Wearing a confident smirk, Chen avenged his poor short program from four years ago at the Pyeongchang Games in the biggest way possible. He opened with a perfect quad flip, breezed through his often-vexing triple axel, then drilled his quad flip-triple toe loop combination before skating to a stop and delivering a right haymaker at the air.
His score was 113.97 points, nearly two more than the previous world record set by rival Yuzuru Hanyu and six points clear of second-place Yuma Kagiyama headed into Thursday's free skate.
"I was just elated," said Chen, who helped. "At the last Olympics, both of the short programs didn't go the way I wanted. To finally get an opportunity to skate the programs I wanted feels really good."
Kagiyama drilled a pair of quads and a triple axel during his own dynamic short program to finish with 108.12 points, while fellow Japanese skater Shoma Uno — the reigning Olympic silver medalist — was third with 105.90 points.
As for their longtime idol, Hanyu bailed out of his planned opening quad salchow and received no points for the jump, a massive mistake that cost the two-time defending Olympic champion a shot at a third gold medal. Hanyu finished in eighth place with 95.15 points, a deficit so great that not even his planned quad axel in the free skate can make it up.
"I feel really shocked," said Hanyu, adding his skate may have hit a hole in the ice, "but I have one more chance."
The showdown between Chen and Hanyu had been building toward Tuesday for the past four years, ever since what Chen called a "disastrous" short program in Pyeongchang took him out of medal contention before he felt he had arrived.

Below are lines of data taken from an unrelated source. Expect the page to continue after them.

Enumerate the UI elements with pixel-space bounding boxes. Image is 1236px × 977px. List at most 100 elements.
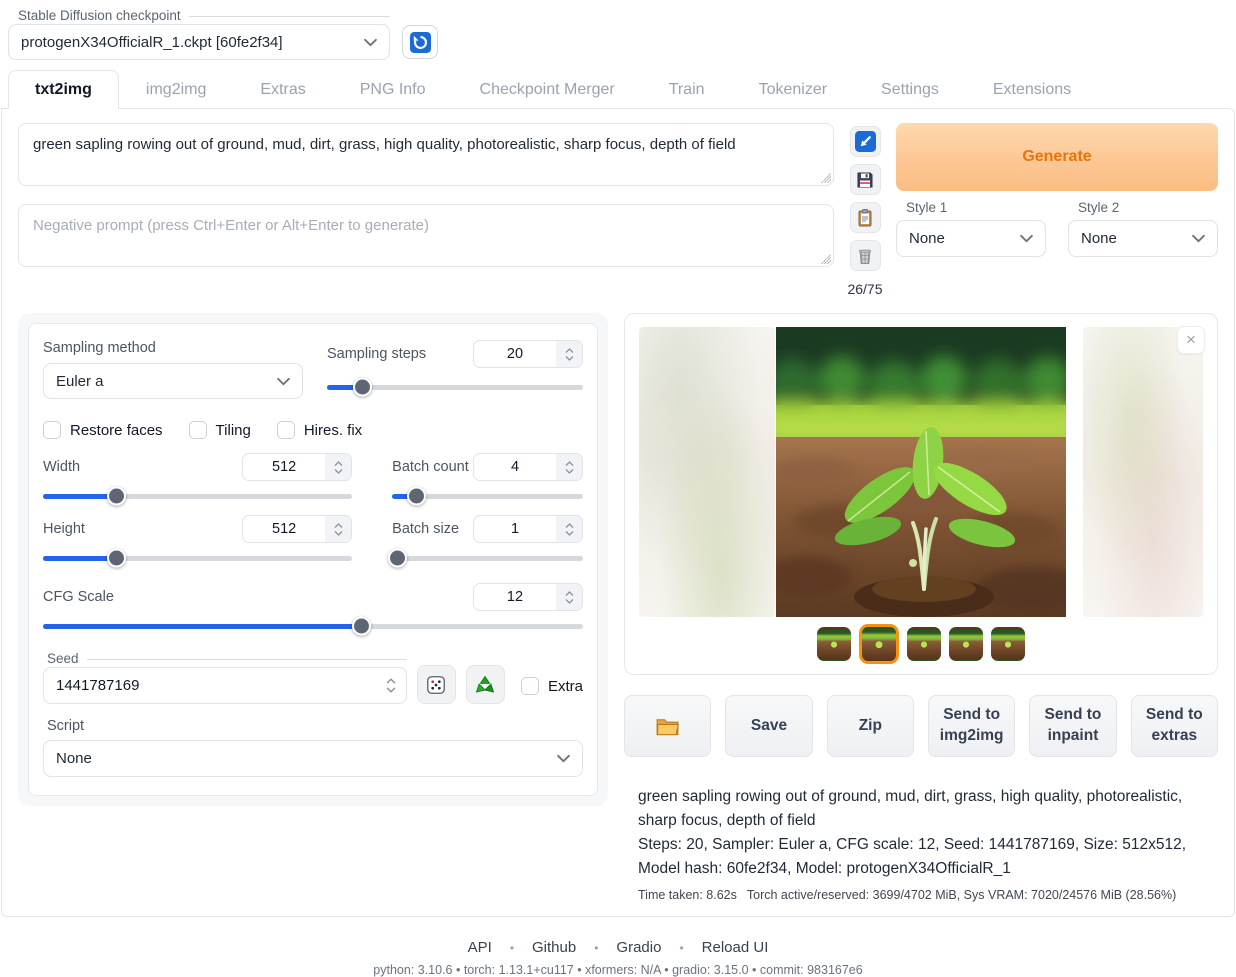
batch-size-slider[interactable] xyxy=(392,549,583,567)
thumbnail-5[interactable] xyxy=(991,627,1025,661)
sampling-method-dropdown[interactable]: Euler a xyxy=(43,363,303,399)
github-link[interactable]: Github xyxy=(532,939,576,956)
checkbox-box[interactable] xyxy=(277,421,295,439)
cfg-scale-input[interactable] xyxy=(473,583,583,611)
tab-extras[interactable]: Extras xyxy=(233,70,332,108)
tiling-label: Tiling xyxy=(216,422,251,439)
tab-png-info[interactable]: PNG Info xyxy=(333,70,453,108)
style1-label: Style 1 xyxy=(896,200,1046,215)
open-output-folder-button[interactable] xyxy=(624,695,711,757)
send-to-img2img-button[interactable]: Send to img2img xyxy=(928,695,1015,757)
gallery-previous-image-ghost[interactable] xyxy=(639,327,775,617)
generated-image[interactable] xyxy=(776,327,1066,617)
dice-icon xyxy=(425,674,447,696)
page-footer: API• Github• Gradio• Reload UI python: 3… xyxy=(0,917,1236,977)
thumbnail-1[interactable] xyxy=(817,627,851,661)
style2-dropdown[interactable]: None xyxy=(1068,220,1218,257)
tab-tokenizer[interactable]: Tokenizer xyxy=(732,70,854,108)
cfg-scale-slider[interactable] xyxy=(43,617,583,635)
hires-fix-checkbox[interactable]: Hires. fix xyxy=(277,421,362,439)
height-label: Height xyxy=(43,521,85,537)
gradio-link[interactable]: Gradio xyxy=(616,939,661,956)
batch-count-spinner[interactable] xyxy=(556,454,582,480)
version-info: python: 3.10.6 • torch: 1.13.1+cu117 • x… xyxy=(0,963,1236,977)
token-counter: 26/75 xyxy=(847,281,882,297)
app-header: Stable Diffusion checkpoint protogenX34O… xyxy=(0,0,1236,70)
send-to-inpaint-button[interactable]: Send to inpaint xyxy=(1029,695,1116,757)
tab-train[interactable]: Train xyxy=(642,70,732,108)
checkbox-box[interactable] xyxy=(43,421,61,439)
cfg-scale-spinner[interactable] xyxy=(556,584,582,610)
api-link[interactable]: API xyxy=(468,939,492,956)
tab-settings[interactable]: Settings xyxy=(854,70,966,108)
refresh-checkpoint-button[interactable] xyxy=(402,25,438,59)
seed-spinner[interactable] xyxy=(382,674,400,697)
dot-separator: • xyxy=(510,941,514,955)
generation-info: green sapling rowing out of ground, mud,… xyxy=(624,785,1218,916)
thumbnail-3[interactable] xyxy=(907,627,941,661)
send-to-extras-button[interactable]: Send to extras xyxy=(1131,695,1218,757)
slider-thumb[interactable] xyxy=(107,549,126,568)
paste-generation-params-button[interactable] xyxy=(850,126,881,157)
height-slider[interactable] xyxy=(43,549,352,567)
batch-size-spinner[interactable] xyxy=(556,516,582,542)
slider-thumb[interactable] xyxy=(107,487,126,506)
chevron-down-icon xyxy=(1192,234,1205,243)
width-slider[interactable] xyxy=(43,487,352,505)
thumbnail-2-selected[interactable] xyxy=(859,624,899,664)
slider-thumb[interactable] xyxy=(352,617,371,636)
width-spinner[interactable] xyxy=(325,454,351,480)
random-seed-button[interactable] xyxy=(417,665,456,704)
height-input[interactable] xyxy=(242,515,352,543)
apply-style-button[interactable] xyxy=(850,202,881,233)
chevron-down-icon xyxy=(364,38,377,47)
vram-usage: Torch active/reserved: 3699/4702 MiB, Sy… xyxy=(747,888,1176,902)
save-button[interactable]: Save xyxy=(725,695,812,757)
batch-count-input[interactable] xyxy=(473,453,583,481)
style1-dropdown[interactable]: None xyxy=(896,220,1046,257)
sampling-steps-slider[interactable] xyxy=(327,378,583,396)
checkpoint-dropdown[interactable]: protogenX34OfficialR_1.ckpt [60fe2f34] xyxy=(8,24,390,60)
generation-info-prompt: green sapling rowing out of ground, mud,… xyxy=(638,785,1198,833)
tab-img2img[interactable]: img2img xyxy=(119,70,233,108)
extra-seed-checkbox[interactable]: Extra xyxy=(521,677,583,695)
tab-checkpoint-merger[interactable]: Checkpoint Merger xyxy=(453,70,642,108)
checkpoint-value: protogenX34OfficialR_1.ckpt [60fe2f34] xyxy=(21,34,283,51)
gallery-next-image-ghost[interactable] xyxy=(1083,327,1203,617)
batch-size-input[interactable] xyxy=(473,515,583,543)
slider-thumb[interactable] xyxy=(388,549,407,568)
close-gallery-button[interactable]: × xyxy=(1177,326,1205,354)
script-value: None xyxy=(56,750,92,767)
height-spinner[interactable] xyxy=(325,516,351,542)
generate-button[interactable]: Generate xyxy=(896,123,1218,191)
tiling-checkbox[interactable]: Tiling xyxy=(189,421,251,439)
checkpoint-label: Stable Diffusion checkpoint xyxy=(8,8,390,23)
refresh-icon xyxy=(410,32,431,53)
checkbox-box[interactable] xyxy=(521,677,539,695)
slider-thumb[interactable] xyxy=(353,378,372,397)
batch-count-slider[interactable] xyxy=(392,487,583,505)
reuse-seed-button[interactable] xyxy=(466,665,505,704)
save-style-button[interactable] xyxy=(850,164,881,195)
style2-label: Style 2 xyxy=(1068,200,1218,215)
sampling-steps-input[interactable] xyxy=(473,340,583,368)
arrow-down-left-icon xyxy=(855,131,876,152)
tab-extensions[interactable]: Extensions xyxy=(966,70,1098,108)
thumbnail-4[interactable] xyxy=(949,627,983,661)
tab-txt2img[interactable]: txt2img xyxy=(8,70,119,109)
clear-prompt-button[interactable] xyxy=(850,240,881,271)
prompt-input[interactable]: green sapling rowing out of ground, mud,… xyxy=(18,123,834,186)
hires-fix-label: Hires. fix xyxy=(304,422,362,439)
zip-button[interactable]: Zip xyxy=(827,695,914,757)
restore-faces-checkbox[interactable]: Restore faces xyxy=(43,421,163,439)
negative-prompt-input[interactable] xyxy=(18,204,834,267)
reload-ui-link[interactable]: Reload UI xyxy=(702,939,769,956)
checkbox-box[interactable] xyxy=(189,421,207,439)
width-input[interactable] xyxy=(242,453,352,481)
slider-thumb[interactable] xyxy=(407,487,426,506)
script-dropdown[interactable]: None xyxy=(43,740,583,777)
dot-separator: • xyxy=(594,941,598,955)
width-label: Width xyxy=(43,459,80,475)
seed-input[interactable] xyxy=(43,667,407,704)
sampling-steps-spinner[interactable] xyxy=(556,341,582,367)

Rather than taking a break afterward, Chen doubled down, working tirelessly with longtime coach Rafael Arutyunyan while simultaneously working toward his degree from Yale. He sharpened every aspect of his figure skating, from technical marks to his artistry, and he began to put together programs that nobody else had the nerve to try.
The short program he nailed in Beijing, with a base value of 36.27 points, was the hardest ever tried in competition.
Chen's ferociously steady build toward his second Olympics, a stretch that included three world titles and the most recent of his six national championships, contrasted starkly with the bumpy, injury-filled path that Hanyu took to Beijing.